Robots, Airmen defuse unexploded ordnance
by Senior Airman Shaun Emery
332nd Air Expeditionary Wing Public Affairs
6/2/2005 - BALAD AIR BASE, Iraq (AFPN) -- With the help of new, faster and more agile robots, explosive ordnance disposal Airmen here have an opportunity to keep their distance from bombs set to harm servicemembers off the base.
Teaming man and machine is giving Airmen of the EOD unit an upper hand in the seemingly never-ending battle against improvised explosive devices.
Staff Sgt. Brian Robert Butler, an EOD technician here, said he looks at the robots as the unit’s best friend and cannot imagine doing his job here without them.
“It’s a whole new game here in Iraq,” he said. “Many senior noncommissioned officers have never come face to face with an IED. Now we’re all facing them together. It’s the real deal.”
As Soldiers search along grids off base, EOD Airmen wait for the call. When unexploded ordnance or any other unidentified munitions are discovered, it is time to go to work.
The robots take the place of EOD Airmen in the field. Using a remote control, Airmen guide the robots to the location of the munitions. They use the robot’s extending arm and cameras to figure out the type of ordnance and the best way to diffuse it.
The job can take Airmen through an array of terrains. Before new waves of technology put smaller, faster, better-equipped robots in the hands of EOD Airmen, large lumbering machines were used that needed to be put on trailers.
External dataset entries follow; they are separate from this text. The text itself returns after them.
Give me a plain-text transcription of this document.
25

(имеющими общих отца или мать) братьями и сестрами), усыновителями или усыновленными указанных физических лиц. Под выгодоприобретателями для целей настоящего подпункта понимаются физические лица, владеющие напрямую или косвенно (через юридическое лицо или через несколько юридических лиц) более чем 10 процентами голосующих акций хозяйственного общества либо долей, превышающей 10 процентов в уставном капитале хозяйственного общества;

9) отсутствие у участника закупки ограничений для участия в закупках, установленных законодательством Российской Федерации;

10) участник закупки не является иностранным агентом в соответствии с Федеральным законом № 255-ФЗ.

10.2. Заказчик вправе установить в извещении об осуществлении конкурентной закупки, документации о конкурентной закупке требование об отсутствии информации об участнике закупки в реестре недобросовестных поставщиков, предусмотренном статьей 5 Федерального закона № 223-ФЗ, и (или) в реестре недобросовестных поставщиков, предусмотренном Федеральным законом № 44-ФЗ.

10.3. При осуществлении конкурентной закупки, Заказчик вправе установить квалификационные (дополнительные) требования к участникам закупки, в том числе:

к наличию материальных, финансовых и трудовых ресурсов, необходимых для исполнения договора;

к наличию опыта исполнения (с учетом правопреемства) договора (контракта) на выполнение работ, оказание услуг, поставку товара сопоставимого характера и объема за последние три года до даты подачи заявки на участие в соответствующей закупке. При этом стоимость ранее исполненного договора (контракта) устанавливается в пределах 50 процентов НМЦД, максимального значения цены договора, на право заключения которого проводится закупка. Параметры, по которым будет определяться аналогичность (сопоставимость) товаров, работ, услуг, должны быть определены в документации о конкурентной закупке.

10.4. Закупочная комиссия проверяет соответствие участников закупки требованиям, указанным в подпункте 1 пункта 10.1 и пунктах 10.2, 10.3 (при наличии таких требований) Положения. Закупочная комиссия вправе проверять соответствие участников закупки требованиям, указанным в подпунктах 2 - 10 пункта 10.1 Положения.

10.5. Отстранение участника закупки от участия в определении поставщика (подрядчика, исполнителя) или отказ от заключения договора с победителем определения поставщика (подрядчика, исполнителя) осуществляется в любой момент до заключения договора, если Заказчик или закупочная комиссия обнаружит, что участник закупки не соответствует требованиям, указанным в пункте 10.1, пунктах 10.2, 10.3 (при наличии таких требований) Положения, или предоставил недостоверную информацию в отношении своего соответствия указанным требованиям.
The Airmen needed the smaller machines because it was becoming harder to get the large machines through back roads, where the ordnance are often located, Sergeant Butler said.
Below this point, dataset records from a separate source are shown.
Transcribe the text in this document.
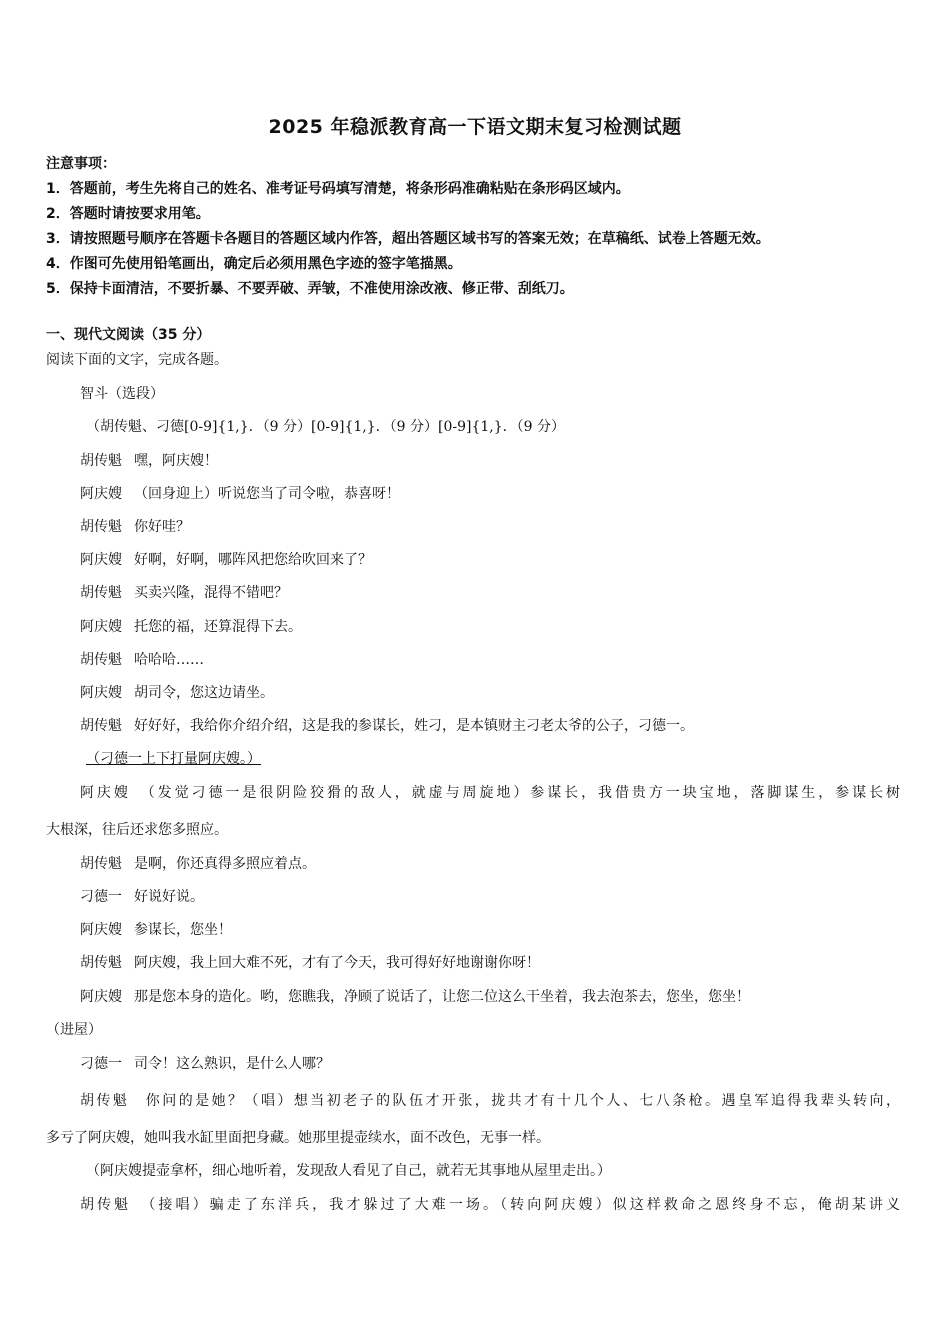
2025 年稳派教育高一下语文期末复习检测试题
注意事项：
1．答题前，考生先将自己的姓名、准考证号码填写清楚，将条形码准确粘贴在条形码区域内。
2．答题时请按要求用笔。
3．请按照题号顺序在答题卡各题目的答题区域内作答，超出答题区域书写的答案无效；在草稿纸、试卷上答题无效。
4．作图可先使用铅笔画出，确定后必须用黑色字迹的签字笔描黑。
5．保持卡面清洁，不要折暴、不要弄破、弄皱，不准使用涂改液、修正带、刮纸刀。
一、现代文阅读（35 分）
阅读下面的文字，完成各题。
智斗（选段）
（胡传魁、刁德[0-9]{1,}．（9 分）[0-9]{1,}．（9 分）[0-9]{1,}．（9 分）
胡传魁 嘿，阿庆嫂！
阿庆嫂 （回身迎上）听说您当了司令啦，恭喜呀！
胡传魁 你好哇？
阿庆嫂 好啊，好啊，哪阵风把您给吹回来了？
胡传魁 买卖兴隆，混得不错吧？
阿庆嫂 托您的福，还算混得下去。
胡传魁 哈哈哈……
阿庆嫂 胡司令，您这边请坐。
胡传魁 好好好，我给你介绍介绍，这是我的参谋长，姓刁，是本镇财主刁老太爷的公子，刁德一。
（刁德一上下打量阿庆嫂。）
阿庆嫂　（发觉刁德一是很阴险狡猾的敌人，就虚与周旋地）参谋长，我借贵方一块宝地，落脚谋生，参谋长树
大根深，往后还求您多照应。
胡传魁 是啊，你还真得多照应着点。
刁德一 好说好说。
阿庆嫂 参谋长，您坐！
胡传魁 阿庆嫂，我上回大难不死，才有了今天，我可得好好地谢谢你呀！
阿庆嫂 那是您本身的造化。哟，您瞧我，净顾了说话了，让您二位这么干坐着，我去泡茶去，您坐，您坐！
（进屋）
刁德一 司令！这么熟识，是什么人哪？
胡传魁　你问的是她？（唱）想当初老子的队伍才开张，拢共才有十几个人、七八条枪。遇皇军追得我辈头转向，
多亏了阿庆嫂，她叫我水缸里面把身藏。她那里提壶续水，面不改色，无事一样。
（阿庆嫂提壶拿杯，细心地听着，发现敌人看见了自己，就若无其事地从屋里走出。）
胡传魁　（接唱）骗走了东洋兵，我才躲过了大难一场。（转向阿庆嫂）似这样救命之恩终身不忘，俺胡某讲义
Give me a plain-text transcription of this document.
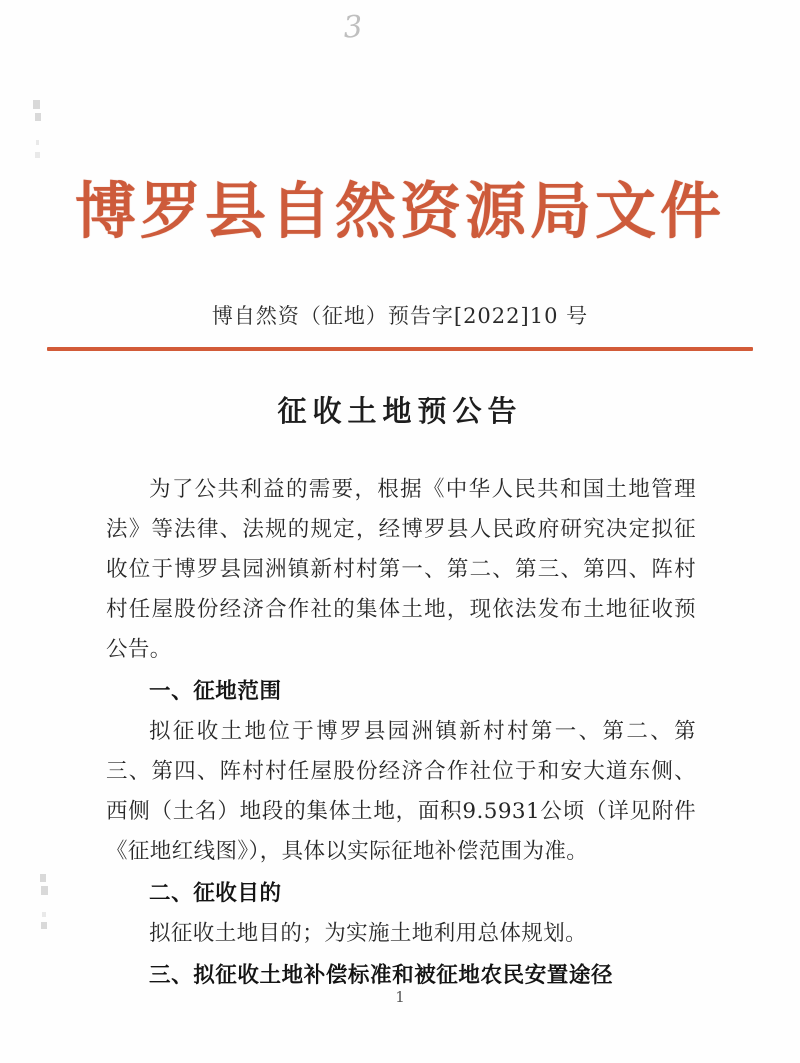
3
博罗县自然资源局文件
博自然资（征地）预告字[2022]10 号
征收土地预公告

为了公共利益的需要，根据《中华人民共和国土地管理法》等法律、法规的规定，经博罗县人民政府研究决定拟征收位于博罗县园洲镇新村村第一、第二、第三、第四、阵村村任屋股份经济合作社的集体土地，现依法发布土地征收预公告。

一、征地范围

拟征收土地位于博罗县园洲镇新村村第一、第二、第三、第四、阵村村任屋股份经济合作社位于和安大道东侧、西侧（土名）地段的集体土地，面积9.5931公顷（详见附件《征地红线图》），具体以实际征地补偿范围为准。

二、征收目的

拟征收土地目的；为实施土地利用总体规划。

三、拟征收土地补偿标准和被征地农民安置途径

1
“We can put two of these robots in one truck before we roll out,” he said. “It’s vital that we have more than one in case the first one breaks down. When it all comes down to it, the robots allow us to stay out of danger.”
As newer generations of robots come into use, EOD Airmen will continually train to stay proficient at the controls. Younger Airmen are leading the way, Sergeant Butler said.
“These young guys are the masters,” he said. “They get the robot, the controls and put it to use.”
Airman 1st Class Isaiah Schaff, an EOD technician, said he is well aware of the important role robots play in the war.
“If it’s not a robot out there, then it’s the team chief,” he said. “One mistake and we lose the person with the most knowledge in the shop. It’s OK to lose a robot, they’re replaceable. We’re not.”